Internet Grammar Getting Worse
I wrote this article several months ago. It likely no longer makes any sense. Then again, Rick Astley could still be voted best act ever.
The internet has always been a butcher shop for the English language, but it seems to be getting worse. The problem is that while misspellings, misuse, bad grammar, and intentional, ironic bad grammar, were once relegated to sites I stayed away from, it’s now seeping into the sites I actually visit.
YouTube is massively popular, everyone seems to use it, it’s inescapable and I can’t help visiting it as much as everybody else. Comments are minimally moderated though, and this means that where I used to have only a small intake of “lol” and “!!!,” in my daily life, I now have an overwhelming dose.

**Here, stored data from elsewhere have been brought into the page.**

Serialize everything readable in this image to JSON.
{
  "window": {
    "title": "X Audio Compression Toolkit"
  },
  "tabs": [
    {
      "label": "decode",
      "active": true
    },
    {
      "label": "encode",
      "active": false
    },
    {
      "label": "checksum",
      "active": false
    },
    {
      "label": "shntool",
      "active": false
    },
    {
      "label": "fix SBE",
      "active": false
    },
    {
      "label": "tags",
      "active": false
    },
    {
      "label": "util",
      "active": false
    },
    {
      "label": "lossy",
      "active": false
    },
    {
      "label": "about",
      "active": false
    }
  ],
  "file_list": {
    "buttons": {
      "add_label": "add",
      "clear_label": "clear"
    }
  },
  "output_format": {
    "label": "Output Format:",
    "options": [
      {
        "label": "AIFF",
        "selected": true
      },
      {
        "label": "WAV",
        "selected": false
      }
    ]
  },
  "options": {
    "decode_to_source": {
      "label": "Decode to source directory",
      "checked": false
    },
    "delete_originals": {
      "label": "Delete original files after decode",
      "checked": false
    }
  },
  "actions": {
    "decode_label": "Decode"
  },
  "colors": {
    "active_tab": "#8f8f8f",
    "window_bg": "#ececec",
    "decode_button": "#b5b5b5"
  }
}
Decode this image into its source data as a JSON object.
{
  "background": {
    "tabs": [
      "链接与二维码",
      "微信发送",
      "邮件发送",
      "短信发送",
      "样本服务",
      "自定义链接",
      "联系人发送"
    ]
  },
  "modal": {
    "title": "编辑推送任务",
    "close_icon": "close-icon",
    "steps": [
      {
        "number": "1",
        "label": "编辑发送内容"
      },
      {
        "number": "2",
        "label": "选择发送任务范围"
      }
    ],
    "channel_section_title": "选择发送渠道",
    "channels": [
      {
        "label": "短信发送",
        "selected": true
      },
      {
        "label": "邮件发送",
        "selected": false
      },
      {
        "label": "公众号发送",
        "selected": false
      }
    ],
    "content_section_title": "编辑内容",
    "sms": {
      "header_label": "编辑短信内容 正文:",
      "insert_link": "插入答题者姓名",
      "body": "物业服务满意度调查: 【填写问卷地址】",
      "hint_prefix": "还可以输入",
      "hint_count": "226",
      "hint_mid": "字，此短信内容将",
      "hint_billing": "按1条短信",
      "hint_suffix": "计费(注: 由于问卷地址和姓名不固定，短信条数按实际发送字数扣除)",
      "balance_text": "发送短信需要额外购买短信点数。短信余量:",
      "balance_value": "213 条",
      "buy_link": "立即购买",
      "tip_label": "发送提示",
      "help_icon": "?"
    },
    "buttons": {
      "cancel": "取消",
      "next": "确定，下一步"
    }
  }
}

The stupidity seems to be leaking; it’s becoming increasingly difficult for me to read my favourite forums without becoming annoyed into distraction by obnoxious catchphrases. I’m not sure if there are any more catchphrases than there used to be, just that the latest generation is a lot more grating.
Where previously, catchphrases were several words long, internet memes seem to have become shorter over the years, so that now single words are the catchphrases. The internet has ruined for me the words “win,” “fail,” and “epic.” These three simple, common, useful words now make me shudder when I hear or read them.

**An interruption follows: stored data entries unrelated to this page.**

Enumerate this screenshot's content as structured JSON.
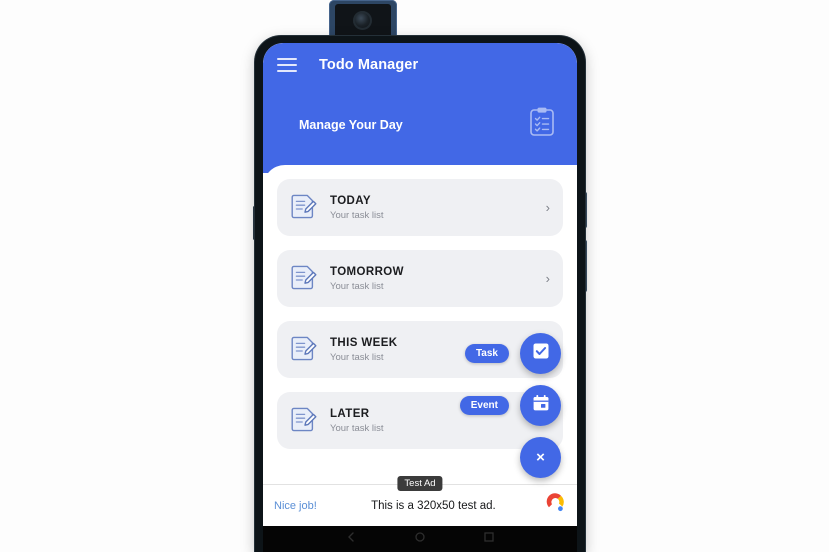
{
  "app": {
    "title": "Todo Manager",
    "menu_icon": "hamburger-menu-icon",
    "hero_title": "Manage Your Day",
    "hero_icon": "clipboard-checklist-icon",
    "header_color": "#4268e6",
    "sheet_color": "#ffffff",
    "card_color": "#eff0f3"
  },
  "task_lists": [
    {
      "title": "TODAY",
      "subtitle": "Your task list",
      "icon": "note-pencil-icon",
      "chevron": "›"
    },
    {
      "title": "TOMORROW",
      "subtitle": "Your task list",
      "icon": "note-pencil-icon",
      "chevron": "›"
    },
    {
      "title": "THIS WEEK",
      "subtitle": "Your task list",
      "icon": "note-pencil-icon",
      "chevron": "›"
    },
    {
      "title": "LATER",
      "subtitle": "Your task list",
      "icon": "note-pencil-icon",
      "chevron": "›"
    }
  ],
  "speed_dial": {
    "expanded": true,
    "actions": [
      {
        "label": "Task",
        "icon": "checkbox-checked-icon"
      },
      {
        "label": "Event",
        "icon": "calendar-icon"
      }
    ],
    "main_label": "×",
    "main_icon": "close-icon",
    "color": "#4268e6"
  },
  "ad_banner": {
    "badge": "Test Ad",
    "link_text": "Nice job!",
    "body_text": "This is a 320x50 test ad.",
    "logo": "admob-logo"
  },
  "device": {
    "camera": "popup-selfie-camera",
    "nav_buttons": [
      "back-nav-icon",
      "home-nav-icon",
      "recents-nav-icon"
    ]
  }
}
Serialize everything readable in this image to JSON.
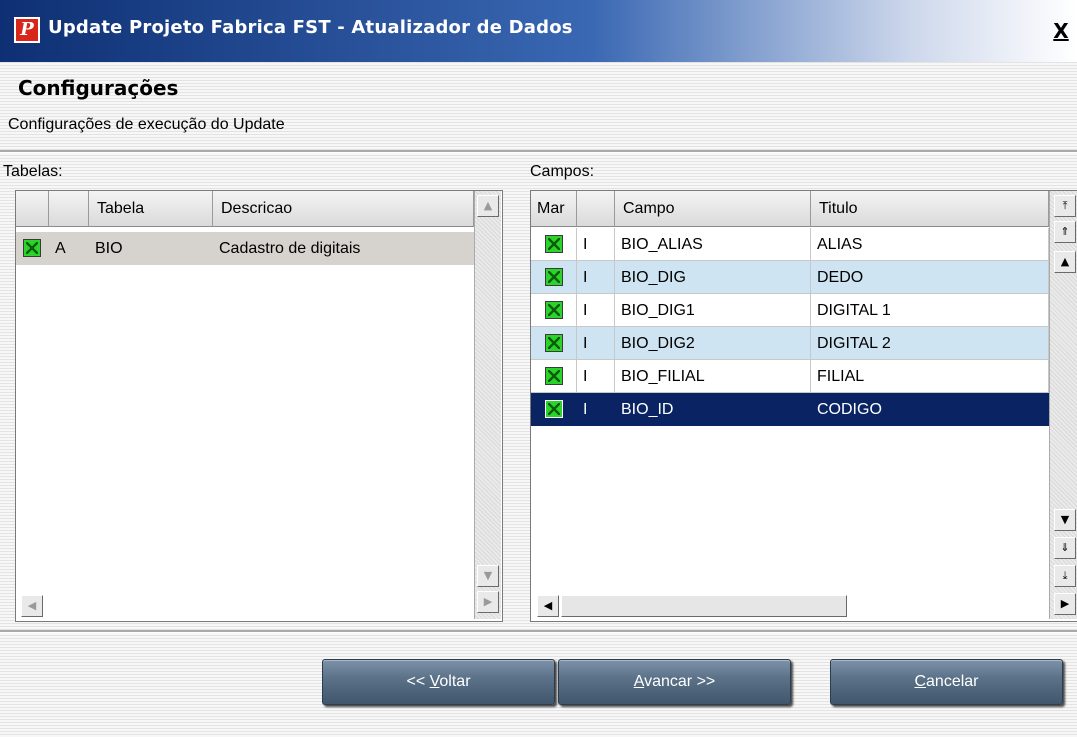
{
  "window": {
    "title": "Update Projeto Fabrica FST - Atualizador de Dados",
    "close_label": "X"
  },
  "page": {
    "heading": "Configurações",
    "subheading": "Configurações de execução do Update"
  },
  "tabelas": {
    "label": "Tabelas:",
    "columns": [
      "",
      "",
      "Tabela",
      "Descricao"
    ],
    "rows": [
      {
        "checked": true,
        "status": "A",
        "tabela": "BIO",
        "descricao": "Cadastro de digitais"
      }
    ]
  },
  "campos": {
    "label": "Campos:",
    "columns": [
      "Mar",
      "",
      "Campo",
      "Titulo"
    ],
    "rows": [
      {
        "checked": true,
        "op": "I",
        "campo": "BIO_ALIAS",
        "titulo": "ALIAS"
      },
      {
        "checked": true,
        "op": "I",
        "campo": "BIO_DIG",
        "titulo": "DEDO"
      },
      {
        "checked": true,
        "op": "I",
        "campo": "BIO_DIG1",
        "titulo": "DIGITAL 1"
      },
      {
        "checked": true,
        "op": "I",
        "campo": "BIO_DIG2",
        "titulo": "DIGITAL 2"
      },
      {
        "checked": true,
        "op": "I",
        "campo": "BIO_FILIAL",
        "titulo": "FILIAL"
      },
      {
        "checked": true,
        "op": "I",
        "campo": "BIO_ID",
        "titulo": "CODIGO"
      }
    ],
    "selected_row": "BIO_ID"
  },
  "buttons": {
    "voltar": {
      "prefix": "<< ",
      "mnemonic": "V",
      "rest": "oltar"
    },
    "avancar": {
      "mnemonic": "A",
      "rest": "vancar >>"
    },
    "cancelar": {
      "mnemonic": "C",
      "rest": "ancelar"
    }
  },
  "colors": {
    "selected_row": "#0a2463",
    "alt_row": "#cfe4f2",
    "first_row": "#d6d3ce",
    "button": "#4f667d"
  },
  "icons": [
    "app-logo-icon",
    "close-icon",
    "checkbox-checked-icon",
    "scroll-up-icon",
    "scroll-down-icon",
    "scroll-left-icon",
    "scroll-right-icon",
    "scroll-top-icon",
    "scroll-bottom-icon",
    "scroll-page-up-icon",
    "scroll-page-down-icon"
  ]
}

That new movie is not “win,” nor is it “made of win,” and it is especially not “made of win and awesome.” Your anti-Scientology protest might have been great, even incredible, but was it actually “epic”? That new game may not be very good, but it is not “fail,” or even “epic fail.” The first time these words were ever used in this fashion might have been entertaining, but now I wonder if anyone using them even realizes that they’re doing so improperly.
It’s not just the grammar and overuse that are problems, but that the people using the words seem to think in binary, where movies, video games, and just about anything else can be described as being only the greatest or the worst thing “evar.” Nothing is decent or okay.

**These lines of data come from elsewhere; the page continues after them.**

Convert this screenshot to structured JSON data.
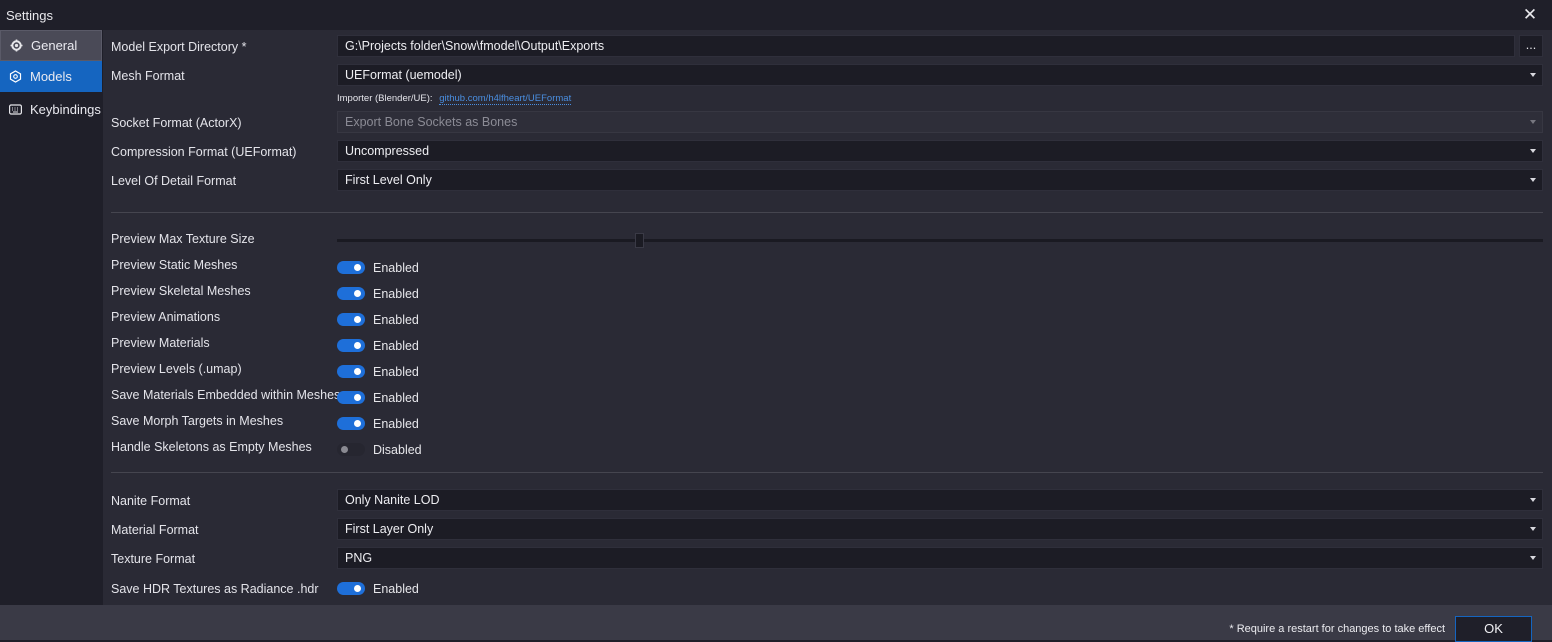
{
  "window": {
    "title": "Settings",
    "close_icon": "close-icon"
  },
  "sidebar": {
    "items": [
      {
        "label": "General",
        "icon": "gear-icon",
        "state": "hover"
      },
      {
        "label": "Models",
        "icon": "cube-icon",
        "state": "selected"
      },
      {
        "label": "Keybindings",
        "icon": "keyboard-icon",
        "state": "normal"
      }
    ]
  },
  "settings": {
    "model_export_directory": {
      "label": "Model Export Directory *",
      "value": "G:\\Projects folder\\Snow\\fmodel\\Output\\Exports",
      "browse_label": "..."
    },
    "mesh_format": {
      "label": "Mesh Format",
      "value": "UEFormat (uemodel)"
    },
    "importer": {
      "label": "Importer (Blender/UE):",
      "link": "github.com/h4lfheart/UEFormat"
    },
    "socket_format": {
      "label": "Socket Format (ActorX)",
      "value": "Export Bone Sockets as Bones"
    },
    "compression_format": {
      "label": "Compression Format (UEFormat)",
      "value": "Uncompressed"
    },
    "lod_format": {
      "label": "Level Of Detail Format",
      "value": "First Level Only"
    },
    "preview_max_texture_size": {
      "label": "Preview Max Texture Size",
      "level": 0.25
    },
    "toggles": [
      {
        "label": "Preview Static Meshes",
        "state": "Enabled"
      },
      {
        "label": "Preview Skeletal Meshes",
        "state": "Enabled"
      },
      {
        "label": "Preview Animations",
        "state": "Enabled"
      },
      {
        "label": "Preview Materials",
        "state": "Enabled"
      },
      {
        "label": "Preview Levels (.umap)",
        "state": "Enabled"
      },
      {
        "label": "Save Materials Embedded within Meshes",
        "state": "Enabled"
      },
      {
        "label": "Save Morph Targets in Meshes",
        "state": "Enabled"
      },
      {
        "label": "Handle Skeletons as Empty Meshes",
        "state": "Disabled"
      }
    ],
    "nanite_format": {
      "label": "Nanite Format",
      "value": "Only Nanite LOD"
    },
    "material_format": {
      "label": "Material Format",
      "value": "First Layer Only"
    },
    "texture_format": {
      "label": "Texture Format",
      "value": "PNG"
    },
    "save_hdr": {
      "label": "Save HDR Textures as Radiance .hdr",
      "state": "Enabled"
    }
  },
  "footer": {
    "note": "* Require a restart for changes to take effect",
    "ok_label": "OK"
  },
  "colors": {
    "accent": "#1565c0",
    "toggle_on": "#1e6fd9",
    "link": "#4a8ee0"
  }
}
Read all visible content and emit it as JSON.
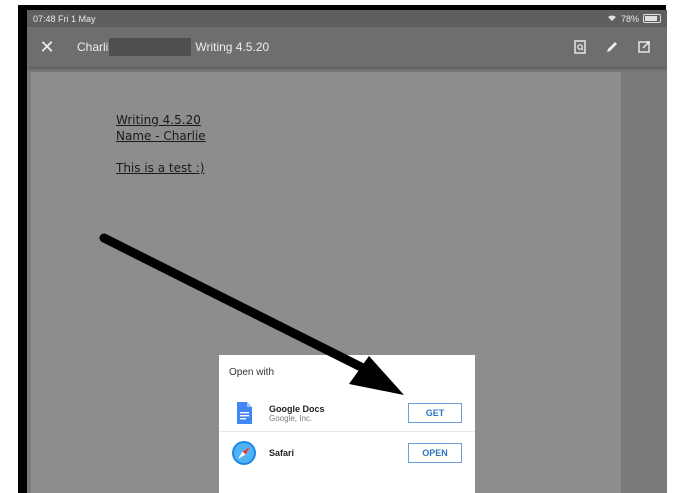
{
  "status_bar": {
    "time": "07:48",
    "date": "Fri 1 May",
    "battery": "78%"
  },
  "toolbar": {
    "title_prefix": "Charli",
    "title_suffix": "Writing 4.5.20"
  },
  "document": {
    "line1": "Writing 4.5.20",
    "line2": "Name - Charlie",
    "line3": "This is a test :)"
  },
  "open_with": {
    "title": "Open with",
    "apps": [
      {
        "name": "Google Docs",
        "publisher": "Google, Inc.",
        "action": "GET"
      },
      {
        "name": "Safari",
        "publisher": "",
        "action": "OPEN"
      }
    ]
  },
  "colors": {
    "accent": "#2f74c0",
    "docs_blue": "#4285f4",
    "annotation_arrow": "#000000"
  }
}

Almost as grating are the cat image macros, or “lolcats,” which are pictures of animals, usually cats, doing something “cute,” with some kind of text scrawled across the image. This text either conveys what the animal is supposedly thinking, or describing its action, both in saccharin-sweet baby talk.
If I wanted to roll my eyes at the way people talk to their pets, I’d leave my house, not spend all night in front of my computer. The internet is a cold, dangerous place, and posting images used to be for the purpose of disgusting fellow message board readers. Bring back gaping anuses; I’m sick of seeing your cat.
The only positive in the latest generation of internet trends is surely Rick Astley. Mr. Astley, and his 1980s masterwork “Never Gonna Give You Up,” have been endeared to me thanks to the “rickroll” phenomenon. I’ve never actually been “rickroll’d,” which means to trick someone into seeing the “Never Gonna Give You Up” music video (for those of you who don’t know, and if that’s you, what’s wrong with you?), but I sure have rocked out to that song many times (including right now, as I write this). My contribution to the 5 million+ views of the YouTube video have been voluntary and without remorse.
I think what separates “Never Gonna Give You Up” from win/fail/epic, and cat macros is that Astley’s use of the English language is not an attempt to revert to grammatically broken baby-talk. Where once, in an internet long ago, “all your base are belong to us” made fun of bad English, now the trend in catchphrases is to embrace it.